Eventually I caught her, although I half-believe she allowed me to in the end, and when I did she turned suddenly, flung herself into my arms and glued her mouth to mine. I could feel her heart hammering in her chest just beneath my own and I crushed her warm, palpitating little body to me. All the scruples I had had were now cobwebs in the wind. Like Jurgen and countless others before me I did the manly thing. Picking her up in my arms I carried her to bed.

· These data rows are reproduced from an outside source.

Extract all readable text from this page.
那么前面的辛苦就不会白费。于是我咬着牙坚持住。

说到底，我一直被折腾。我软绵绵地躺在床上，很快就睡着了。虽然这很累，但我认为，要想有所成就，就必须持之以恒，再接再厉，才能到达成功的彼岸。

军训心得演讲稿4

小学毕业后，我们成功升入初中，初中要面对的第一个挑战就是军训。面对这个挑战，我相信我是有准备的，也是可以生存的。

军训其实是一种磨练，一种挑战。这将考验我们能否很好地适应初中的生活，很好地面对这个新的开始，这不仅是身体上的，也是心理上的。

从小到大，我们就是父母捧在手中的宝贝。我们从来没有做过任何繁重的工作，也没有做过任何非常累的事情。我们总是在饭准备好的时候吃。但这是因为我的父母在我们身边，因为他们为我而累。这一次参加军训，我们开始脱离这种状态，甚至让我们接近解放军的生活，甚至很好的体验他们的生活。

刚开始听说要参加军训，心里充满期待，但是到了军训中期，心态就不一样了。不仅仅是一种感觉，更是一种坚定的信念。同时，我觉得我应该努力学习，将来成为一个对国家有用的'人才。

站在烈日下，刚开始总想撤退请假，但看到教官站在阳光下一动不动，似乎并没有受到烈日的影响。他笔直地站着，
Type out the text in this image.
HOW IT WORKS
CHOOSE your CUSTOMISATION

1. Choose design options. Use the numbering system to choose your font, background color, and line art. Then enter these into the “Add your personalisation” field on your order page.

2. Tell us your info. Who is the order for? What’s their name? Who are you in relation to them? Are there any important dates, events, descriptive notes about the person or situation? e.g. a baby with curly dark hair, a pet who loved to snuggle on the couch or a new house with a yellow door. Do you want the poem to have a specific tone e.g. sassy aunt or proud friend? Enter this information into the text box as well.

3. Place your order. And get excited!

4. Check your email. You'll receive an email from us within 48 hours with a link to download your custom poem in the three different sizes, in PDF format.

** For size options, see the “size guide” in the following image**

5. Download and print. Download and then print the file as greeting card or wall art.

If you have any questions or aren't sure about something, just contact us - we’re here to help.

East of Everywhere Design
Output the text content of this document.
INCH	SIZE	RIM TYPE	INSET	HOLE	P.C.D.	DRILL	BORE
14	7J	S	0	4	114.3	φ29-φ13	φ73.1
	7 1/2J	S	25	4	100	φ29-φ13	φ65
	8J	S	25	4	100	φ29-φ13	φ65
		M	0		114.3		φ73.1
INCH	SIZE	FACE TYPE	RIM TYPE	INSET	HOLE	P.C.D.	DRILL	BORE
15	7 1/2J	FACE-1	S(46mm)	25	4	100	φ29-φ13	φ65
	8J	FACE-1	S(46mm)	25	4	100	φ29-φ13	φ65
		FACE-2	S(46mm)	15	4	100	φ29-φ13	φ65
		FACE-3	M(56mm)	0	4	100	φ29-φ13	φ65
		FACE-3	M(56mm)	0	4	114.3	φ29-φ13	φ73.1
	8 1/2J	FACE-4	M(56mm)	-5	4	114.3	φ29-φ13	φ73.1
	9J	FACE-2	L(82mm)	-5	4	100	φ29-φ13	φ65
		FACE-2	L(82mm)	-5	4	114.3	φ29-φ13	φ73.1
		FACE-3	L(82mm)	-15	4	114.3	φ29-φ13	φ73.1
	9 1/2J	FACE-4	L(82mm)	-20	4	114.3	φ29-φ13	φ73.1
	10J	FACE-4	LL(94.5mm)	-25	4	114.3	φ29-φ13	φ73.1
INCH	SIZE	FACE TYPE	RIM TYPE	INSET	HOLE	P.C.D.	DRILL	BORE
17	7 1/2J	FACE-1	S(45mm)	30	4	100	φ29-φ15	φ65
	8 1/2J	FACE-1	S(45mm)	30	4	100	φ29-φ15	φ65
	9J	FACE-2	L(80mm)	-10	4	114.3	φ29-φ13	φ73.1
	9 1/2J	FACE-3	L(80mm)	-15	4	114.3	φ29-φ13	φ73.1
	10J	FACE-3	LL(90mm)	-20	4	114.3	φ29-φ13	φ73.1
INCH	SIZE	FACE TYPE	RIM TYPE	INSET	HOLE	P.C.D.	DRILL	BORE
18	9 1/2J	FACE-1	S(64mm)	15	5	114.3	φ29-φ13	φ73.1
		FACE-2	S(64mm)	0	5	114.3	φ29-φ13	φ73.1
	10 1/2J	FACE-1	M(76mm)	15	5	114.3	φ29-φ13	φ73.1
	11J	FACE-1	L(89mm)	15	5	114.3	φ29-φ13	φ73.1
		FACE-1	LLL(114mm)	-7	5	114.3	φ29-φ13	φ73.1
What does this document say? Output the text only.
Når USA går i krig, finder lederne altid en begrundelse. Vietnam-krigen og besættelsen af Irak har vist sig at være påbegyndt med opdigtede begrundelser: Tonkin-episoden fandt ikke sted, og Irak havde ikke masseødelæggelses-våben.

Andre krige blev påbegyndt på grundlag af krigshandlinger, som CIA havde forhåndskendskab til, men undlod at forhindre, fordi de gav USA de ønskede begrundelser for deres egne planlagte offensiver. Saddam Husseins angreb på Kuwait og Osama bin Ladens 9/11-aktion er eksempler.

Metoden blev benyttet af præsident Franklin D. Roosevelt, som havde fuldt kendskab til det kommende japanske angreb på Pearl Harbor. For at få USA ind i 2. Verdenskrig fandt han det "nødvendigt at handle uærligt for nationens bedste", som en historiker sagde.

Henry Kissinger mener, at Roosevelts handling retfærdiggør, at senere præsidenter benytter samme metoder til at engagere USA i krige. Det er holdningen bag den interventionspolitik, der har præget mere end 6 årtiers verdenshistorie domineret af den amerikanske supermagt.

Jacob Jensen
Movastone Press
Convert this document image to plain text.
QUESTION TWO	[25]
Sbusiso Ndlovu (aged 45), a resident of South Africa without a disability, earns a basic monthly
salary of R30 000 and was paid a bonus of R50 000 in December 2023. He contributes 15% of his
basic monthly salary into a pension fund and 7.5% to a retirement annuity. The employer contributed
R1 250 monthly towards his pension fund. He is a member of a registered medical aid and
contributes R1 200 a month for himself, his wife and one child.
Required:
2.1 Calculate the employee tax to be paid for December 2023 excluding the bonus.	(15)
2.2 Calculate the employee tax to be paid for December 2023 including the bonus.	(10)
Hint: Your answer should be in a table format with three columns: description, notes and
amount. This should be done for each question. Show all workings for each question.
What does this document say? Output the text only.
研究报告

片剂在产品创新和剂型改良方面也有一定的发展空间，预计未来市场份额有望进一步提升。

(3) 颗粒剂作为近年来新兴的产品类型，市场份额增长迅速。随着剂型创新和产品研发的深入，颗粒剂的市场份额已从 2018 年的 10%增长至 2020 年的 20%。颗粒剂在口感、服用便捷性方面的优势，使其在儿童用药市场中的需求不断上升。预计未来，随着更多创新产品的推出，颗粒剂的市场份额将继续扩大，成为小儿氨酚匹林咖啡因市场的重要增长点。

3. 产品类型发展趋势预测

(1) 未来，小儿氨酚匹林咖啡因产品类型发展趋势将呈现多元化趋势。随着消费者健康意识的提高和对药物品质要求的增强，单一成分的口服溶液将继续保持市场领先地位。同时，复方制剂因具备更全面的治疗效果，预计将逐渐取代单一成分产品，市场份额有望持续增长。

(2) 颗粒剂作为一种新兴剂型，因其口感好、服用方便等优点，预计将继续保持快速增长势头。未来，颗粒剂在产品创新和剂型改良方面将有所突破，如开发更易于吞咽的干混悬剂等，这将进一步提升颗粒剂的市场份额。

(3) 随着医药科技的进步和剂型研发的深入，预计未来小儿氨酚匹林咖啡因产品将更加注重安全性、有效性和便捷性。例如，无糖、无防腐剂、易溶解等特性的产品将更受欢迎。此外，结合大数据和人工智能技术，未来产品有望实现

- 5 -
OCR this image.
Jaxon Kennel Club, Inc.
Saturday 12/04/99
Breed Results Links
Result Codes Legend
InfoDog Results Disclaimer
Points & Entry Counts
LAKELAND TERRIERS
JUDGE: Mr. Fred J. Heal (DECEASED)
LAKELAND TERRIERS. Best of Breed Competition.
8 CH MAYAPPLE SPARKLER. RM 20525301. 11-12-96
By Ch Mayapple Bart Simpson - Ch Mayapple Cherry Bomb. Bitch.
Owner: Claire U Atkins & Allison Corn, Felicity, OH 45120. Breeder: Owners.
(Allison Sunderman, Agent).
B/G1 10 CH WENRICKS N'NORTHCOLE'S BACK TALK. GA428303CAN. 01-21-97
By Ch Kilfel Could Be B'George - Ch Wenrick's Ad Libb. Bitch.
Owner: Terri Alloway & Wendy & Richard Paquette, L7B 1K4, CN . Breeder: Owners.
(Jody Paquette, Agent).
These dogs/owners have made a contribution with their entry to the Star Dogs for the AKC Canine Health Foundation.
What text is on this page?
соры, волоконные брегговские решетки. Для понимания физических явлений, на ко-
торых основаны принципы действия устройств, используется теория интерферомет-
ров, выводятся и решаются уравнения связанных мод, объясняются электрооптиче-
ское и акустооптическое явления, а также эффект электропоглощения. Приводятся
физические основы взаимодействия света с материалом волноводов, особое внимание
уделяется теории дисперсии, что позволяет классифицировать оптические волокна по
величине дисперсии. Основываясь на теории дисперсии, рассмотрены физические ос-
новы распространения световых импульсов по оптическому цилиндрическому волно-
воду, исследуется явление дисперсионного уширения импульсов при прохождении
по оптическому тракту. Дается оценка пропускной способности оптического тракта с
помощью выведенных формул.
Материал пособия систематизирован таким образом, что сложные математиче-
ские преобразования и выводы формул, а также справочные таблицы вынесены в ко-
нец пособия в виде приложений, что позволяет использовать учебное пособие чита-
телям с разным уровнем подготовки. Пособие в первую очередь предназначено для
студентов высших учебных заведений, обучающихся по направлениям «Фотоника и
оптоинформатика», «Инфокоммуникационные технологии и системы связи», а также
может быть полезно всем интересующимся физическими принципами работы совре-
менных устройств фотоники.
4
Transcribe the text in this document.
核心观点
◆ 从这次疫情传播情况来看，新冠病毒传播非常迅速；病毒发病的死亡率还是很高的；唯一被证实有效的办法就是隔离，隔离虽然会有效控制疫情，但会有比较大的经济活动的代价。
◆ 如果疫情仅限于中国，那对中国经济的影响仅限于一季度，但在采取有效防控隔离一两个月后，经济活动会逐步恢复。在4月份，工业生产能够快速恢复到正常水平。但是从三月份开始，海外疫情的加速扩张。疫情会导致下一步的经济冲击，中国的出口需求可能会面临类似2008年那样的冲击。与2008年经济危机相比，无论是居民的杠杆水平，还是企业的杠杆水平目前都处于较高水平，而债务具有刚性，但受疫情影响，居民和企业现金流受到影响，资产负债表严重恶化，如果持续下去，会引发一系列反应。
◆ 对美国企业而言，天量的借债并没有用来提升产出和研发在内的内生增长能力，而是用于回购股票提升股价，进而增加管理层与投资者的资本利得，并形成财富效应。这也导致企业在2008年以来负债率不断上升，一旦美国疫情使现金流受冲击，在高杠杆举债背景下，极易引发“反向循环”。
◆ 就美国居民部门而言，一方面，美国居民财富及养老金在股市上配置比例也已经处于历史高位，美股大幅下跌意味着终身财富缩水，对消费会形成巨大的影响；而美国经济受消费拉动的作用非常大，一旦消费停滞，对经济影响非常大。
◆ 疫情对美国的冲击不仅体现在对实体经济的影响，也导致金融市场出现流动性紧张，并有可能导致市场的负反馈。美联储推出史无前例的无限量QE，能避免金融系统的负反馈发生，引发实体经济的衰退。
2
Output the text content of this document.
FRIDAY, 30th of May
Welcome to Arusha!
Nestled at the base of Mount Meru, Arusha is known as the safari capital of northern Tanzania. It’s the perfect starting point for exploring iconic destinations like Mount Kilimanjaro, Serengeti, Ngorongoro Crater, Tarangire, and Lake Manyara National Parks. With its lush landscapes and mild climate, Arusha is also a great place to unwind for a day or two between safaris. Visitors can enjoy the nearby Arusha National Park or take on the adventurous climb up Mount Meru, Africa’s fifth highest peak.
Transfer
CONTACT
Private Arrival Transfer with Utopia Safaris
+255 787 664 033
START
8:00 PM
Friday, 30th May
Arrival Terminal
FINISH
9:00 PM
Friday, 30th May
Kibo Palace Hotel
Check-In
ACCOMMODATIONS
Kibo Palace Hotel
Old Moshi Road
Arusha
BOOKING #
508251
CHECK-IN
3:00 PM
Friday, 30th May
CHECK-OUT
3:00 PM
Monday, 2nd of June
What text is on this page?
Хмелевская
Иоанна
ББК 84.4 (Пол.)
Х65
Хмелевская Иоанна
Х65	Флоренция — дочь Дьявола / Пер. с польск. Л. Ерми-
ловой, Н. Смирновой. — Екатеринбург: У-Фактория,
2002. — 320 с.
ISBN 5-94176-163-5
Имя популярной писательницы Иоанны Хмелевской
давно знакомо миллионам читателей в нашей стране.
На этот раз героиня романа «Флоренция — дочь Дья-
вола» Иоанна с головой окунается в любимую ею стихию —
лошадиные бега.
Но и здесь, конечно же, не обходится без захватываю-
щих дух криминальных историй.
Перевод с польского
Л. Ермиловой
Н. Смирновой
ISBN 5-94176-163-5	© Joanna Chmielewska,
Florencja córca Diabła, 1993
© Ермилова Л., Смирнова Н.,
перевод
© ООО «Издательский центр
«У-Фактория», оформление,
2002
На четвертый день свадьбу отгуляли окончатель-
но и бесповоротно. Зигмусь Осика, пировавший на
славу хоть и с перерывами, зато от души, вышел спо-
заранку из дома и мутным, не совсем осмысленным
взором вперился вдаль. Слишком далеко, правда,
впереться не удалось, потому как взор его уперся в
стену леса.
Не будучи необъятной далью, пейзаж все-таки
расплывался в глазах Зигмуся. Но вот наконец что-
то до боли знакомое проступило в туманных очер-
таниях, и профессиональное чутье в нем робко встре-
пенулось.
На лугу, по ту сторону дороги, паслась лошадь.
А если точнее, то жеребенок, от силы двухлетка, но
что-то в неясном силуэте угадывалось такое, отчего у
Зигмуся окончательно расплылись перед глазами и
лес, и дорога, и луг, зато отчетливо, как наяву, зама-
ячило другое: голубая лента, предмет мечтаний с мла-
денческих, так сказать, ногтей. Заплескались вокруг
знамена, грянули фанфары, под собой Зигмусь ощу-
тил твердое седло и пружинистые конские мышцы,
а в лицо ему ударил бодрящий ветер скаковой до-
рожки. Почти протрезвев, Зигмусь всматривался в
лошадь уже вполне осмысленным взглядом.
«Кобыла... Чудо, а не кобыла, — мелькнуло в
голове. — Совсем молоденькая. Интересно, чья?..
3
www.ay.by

Later I knew that I ought to have suspected something from the beginning. Even if the way in which Oonas had deliberately delayed our return to the boat had not made me think, the handsomely-appointed marquee and the supply of champagne should have done so; but there is no doubt about it that she had practised a mild form of hypnosis on me. I knew quite well that I was not really in love with her, yet her beauty exercised such a fascination over me that in her presence I was capable of thinking of little else.
* * *
The novel ends in the Libyan desert, at a dig for the remains of a lost Egyptian army.
Our hero and his fellow musketeers are fallen upon by O’Kieff, though his airborne ambush is spiked by the happy arrival of a gibli. Plenty of time for future sword-crossings, and perhaps even workout sessions with Princess Oonas.
* * *
The Quest of Julian Day is a sluggish novel. One senses the starting and stopping indicates an authorial need to constantly rebuild enthusiasm.